Abraham rode in Lyons's boat. He played bamboo panpipes from time to time, the fluting melodies drifting over the water to Blancanales, who also heard the boy's laughter as Lyons tried the panpipes.

Lyons buzzed Blancanales on his hand radio. "Hey, Politician. You know what? This kid knows the Gettysburg Address by memory. Word for word."

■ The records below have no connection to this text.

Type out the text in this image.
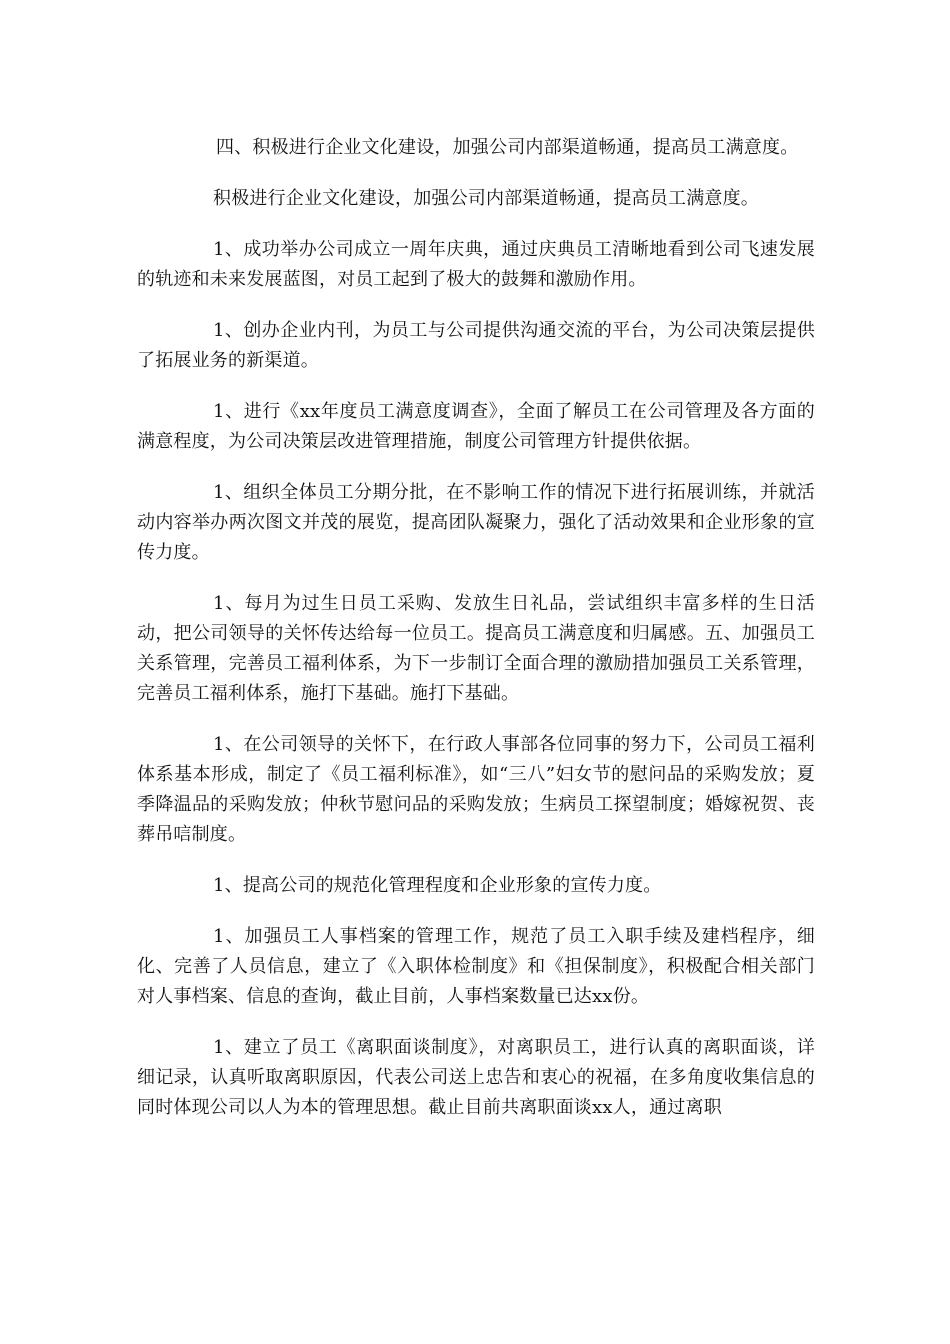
四、积极进行企业文化建设，加强公司内部渠道畅通，提高员工满意度。

积极进行企业文化建设，加强公司内部渠道畅通，提高员工满意度。

1、成功举办公司成立一周年庆典，通过庆典员工清晰地看到公司飞速发展的轨迹和未来发展蓝图，对员工起到了极大的鼓舞和激励作用。

1、创办企业内刊，为员工与公司提供沟通交流的平台，为公司决策层提供了拓展业务的新渠道。

1、进行《xx年度员工满意度调查》，全面了解员工在公司管理及各方面的满意程度，为公司决策层改进管理措施，制度公司管理方针提供依据。

1、组织全体员工分期分批，在不影响工作的情况下进行拓展训练，并就活动内容举办两次图文并茂的展览，提高团队凝聚力，强化了活动效果和企业形象的宣传力度。

1、每月为过生日员工采购、发放生日礼品，尝试组织丰富多样的生日活动，把公司领导的关怀传达给每一位员工。提高员工满意度和归属感。五、加强员工关系管理，完善员工福利体系，为下一步制订全面合理的激励措加强员工关系管理，完善员工福利体系，施打下基础。施打下基础。

1、在公司领导的关怀下，在行政人事部各位同事的努力下，公司员工福利体系基本形成，制定了《员工福利标准》，如“三八”妇女节的慰问品的采购发放；夏季降温品的采购发放；仲秋节慰问品的采购发放；生病员工探望制度；婚嫁祝贺、丧葬吊唁制度。

1、提高公司的规范化管理程度和企业形象的宣传力度。

1、加强员工人事档案的管理工作，规范了员工入职手续及建档程序，细化、完善了人员信息，建立了《入职体检制度》和《担保制度》，积极配合相关部门对人事档案、信息的查询，截止目前，人事档案数量已达xx份。

1、建立了员工《离职面谈制度》，对离职员工，进行认真的离职面谈，详细记录，认真听取离职原因，代表公司送上忠告和衷心的祝福，在多角度收集信息的同时体现公司以人为本的管理思想。截止目前共离职面谈xx人，通过离职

Shadow claimed the river as the sun fell in the sky. Blancanales pushed back the camouflage-patterned crush hat he wore, looked up at the sky, checked his watch. Sundown would come in two hours. He keyed his hand radio and said to Gadgets, "Mr. Wizard, ask Thomas Jefferson when we'll make camp. We're losing daylight."

After a pause, Thomas's voice answered. "Soon. Maybe hour. Then we stay at village. I like this radio. Maybe we get radios. Is possible?"

"We can work out a deal."

A whistle came from the shore. The Indian boatmen stopped their rowing. The whistle rose and fell. Blancanales's radio buzzed: "This is Thomas. We go to shore now. Please, I speak with men..."

Blancanales and Lyons held up their hand radios. The boatmen had heard radios before, but never the broadcast of words in their own language. They recognized Thomas's voice, listened to his instructions. They kept looking across the water to Thomas, then looking at the radio. After his voice cut off, Blancanales and Lyons acknowledged.